When I attempt to use any of the Membership class functions (eg
getAllUsers()) to access my db from my web app, it is my
mydomain/processidentity attempting to log in to sql server, and this
is failing as this id has not been granted access in sql server(on
purpose). I am using windows authentication (in web.config), with
impersonation on, and basic authentication turned on, anonymous access
off, in IIS. When I access the database by means other than through
the Membership class, such as creating my own sql commands,
sqldatareaders, etc., I correctly log into sql server as the
impersonated user. Looking at the audit logs, it seems that regardless
of my impersonation settings, the Membership class functions run under
the processidentity id, not the impersonated user id. Is this by design
and is there any way around this? For the life of me I can't figure out
why these Membership functions do not assume the user id like
everything else does. I'm desparate for a solution and haven't found a
solution anywhere.

 

[Dominick Baier [DevelopMentor]]

right - that's by design - and i would call it a feature..

Do you really want that every single user of your system has direct access
to your credentials database??

out of curiosity - why do you use membership when you use Windows Authentication?

- and to answer your question - there is no way around it - you could download
the sources of the SqlMembershipProvider and remove the code that checks
for impersonation if thats really what you want/need...

http://download.microsoft.com/downl...-b7e3-33bacfcc8e98/ProviderToolkitSamples.msi

 

[andrew.sher]

Thank you for replying, this has been bothering me for days. To answer
your questions, the reason I want to use membership while using windows
authentication is this site serves as an administration portal for
another site, and thus every user of this system by definition is to
have direct access to the credentials db. That other site does use
forms authentication and the membership class for everything. While the
other site is open to any public user, those in charge want to have a
more secure method of gathering/displaying aggregate user data, and
thus would like to use windows authentication so that only certain
users in their domain are able to login to the admin site. As another
layer of security, they want to be able to restrict the execution of
the aggregate stored procedures by setting exec permissions on Sql
Server to specific users, thus the reason I need to be able to
impersonate the user all the way to sql server (even though
theoretically the only people who can get into the admin site in the
first place will be those that have the credentials to also run the
aggregate sp's in the database). I know the drawbacks of impersonating
to sql server, including connection pool issues, but that's the way it
has to be. The reason I wanted to use the Membership functions in my
admin app is that they provide exactly the functionality I need since
all the data in the db is modeled around Membership. I could rewrite
all of the procedure calls, but chances are it wont be as quick or
correct as the real ones, but it looks like that's what i need to do.

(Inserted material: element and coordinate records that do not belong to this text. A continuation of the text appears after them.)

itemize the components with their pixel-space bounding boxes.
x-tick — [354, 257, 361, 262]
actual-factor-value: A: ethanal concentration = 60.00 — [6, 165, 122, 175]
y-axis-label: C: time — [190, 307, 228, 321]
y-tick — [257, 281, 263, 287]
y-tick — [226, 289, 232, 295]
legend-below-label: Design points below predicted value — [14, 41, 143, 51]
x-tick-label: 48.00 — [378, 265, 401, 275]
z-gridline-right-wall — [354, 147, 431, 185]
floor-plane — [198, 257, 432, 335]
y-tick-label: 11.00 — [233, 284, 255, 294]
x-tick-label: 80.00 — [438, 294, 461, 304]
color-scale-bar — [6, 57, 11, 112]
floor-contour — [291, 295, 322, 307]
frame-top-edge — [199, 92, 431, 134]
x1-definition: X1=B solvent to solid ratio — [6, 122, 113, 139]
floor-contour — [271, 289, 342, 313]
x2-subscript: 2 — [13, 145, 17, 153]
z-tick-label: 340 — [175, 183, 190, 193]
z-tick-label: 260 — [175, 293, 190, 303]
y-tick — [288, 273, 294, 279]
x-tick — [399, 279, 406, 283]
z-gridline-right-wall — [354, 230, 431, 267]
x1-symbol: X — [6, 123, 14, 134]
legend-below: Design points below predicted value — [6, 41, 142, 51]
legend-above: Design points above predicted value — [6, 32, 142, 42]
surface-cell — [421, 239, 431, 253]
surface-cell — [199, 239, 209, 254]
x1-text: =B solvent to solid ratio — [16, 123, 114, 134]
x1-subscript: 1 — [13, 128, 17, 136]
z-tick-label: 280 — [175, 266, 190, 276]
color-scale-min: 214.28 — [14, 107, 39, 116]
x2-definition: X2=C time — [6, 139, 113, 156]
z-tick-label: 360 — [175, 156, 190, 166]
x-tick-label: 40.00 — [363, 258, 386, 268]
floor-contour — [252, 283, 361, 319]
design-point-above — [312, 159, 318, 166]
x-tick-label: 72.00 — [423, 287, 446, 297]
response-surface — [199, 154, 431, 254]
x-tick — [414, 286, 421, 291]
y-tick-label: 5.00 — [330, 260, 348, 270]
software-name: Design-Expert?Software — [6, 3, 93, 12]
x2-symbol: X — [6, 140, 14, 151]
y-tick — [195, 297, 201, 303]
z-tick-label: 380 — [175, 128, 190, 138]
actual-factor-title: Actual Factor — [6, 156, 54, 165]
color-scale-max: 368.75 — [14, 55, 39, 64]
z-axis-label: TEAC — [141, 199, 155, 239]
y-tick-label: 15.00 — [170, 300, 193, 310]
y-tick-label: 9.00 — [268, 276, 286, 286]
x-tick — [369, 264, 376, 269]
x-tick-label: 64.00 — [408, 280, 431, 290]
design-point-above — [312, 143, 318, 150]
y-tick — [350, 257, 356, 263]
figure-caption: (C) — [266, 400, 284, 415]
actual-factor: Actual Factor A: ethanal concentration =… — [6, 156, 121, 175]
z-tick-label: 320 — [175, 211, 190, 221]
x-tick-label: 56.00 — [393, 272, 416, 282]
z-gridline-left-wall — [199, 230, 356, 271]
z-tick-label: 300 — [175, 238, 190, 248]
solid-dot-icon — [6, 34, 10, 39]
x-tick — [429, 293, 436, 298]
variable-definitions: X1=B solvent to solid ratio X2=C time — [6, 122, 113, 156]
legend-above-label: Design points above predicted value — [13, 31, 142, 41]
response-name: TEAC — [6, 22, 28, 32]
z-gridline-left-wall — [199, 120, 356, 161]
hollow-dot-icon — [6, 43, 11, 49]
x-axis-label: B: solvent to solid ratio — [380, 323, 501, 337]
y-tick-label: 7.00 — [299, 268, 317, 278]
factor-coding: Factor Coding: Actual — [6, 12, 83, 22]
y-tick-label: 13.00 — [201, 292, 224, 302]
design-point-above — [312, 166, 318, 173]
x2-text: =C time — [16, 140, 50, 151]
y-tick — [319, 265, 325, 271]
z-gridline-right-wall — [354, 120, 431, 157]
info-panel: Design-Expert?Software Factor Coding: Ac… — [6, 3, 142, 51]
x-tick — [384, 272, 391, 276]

On a side note, thank you Dominick for providing the ShowContexts.aspx
file on your website, I've been using it this last week and it's helped
me learn a lot about impersonation, security, etc.

 

[Dominick Baier [DevelopMentor]]

thanks, glad it is useful

as i said - you could just use the source of the sql provider released by
MS last week and remove the impersonation/revert to self code - look out
for calls to "SqlConnectionHelper.GetConnection()"

 

[andrew.sher]

Thanks again, I was wondering where the code was to change
impersonation. Now I have to figure out how to take the
SqlMembershipProvider, make my changes, and get it to compile
correctly. I tried to just copy all the source that microsoft provided
and put it in my app_code folder and change my settings in the
web.config file, but I got a compile error saying Microsoft.Samples.SR
is inaccesible due to its protection level. I don't know what this
means, so back to googling for answers.

 

[Dominick Baier [DevelopMentor]]

not sure whats your problem - it compiles fine here -

SR is internal - maybe change it to public / don't put it in App_Code

the impersonation code in question is (in SqlConnectionHolder.Open)

if (revertImpersonate) {
using (HostingEnvironment.Impersonate()) {
Connection.Open();
}
}
else {
Connection.Open();
}

just change it to

Connection.Open();


(not tested)

 

[andrew.sher]

My problem was in the web.config provider element, I tried to refer to
my custom provider without using the 'Microsoft.Samples...' prefix in
the type string. It's all working perfectly now, thanks.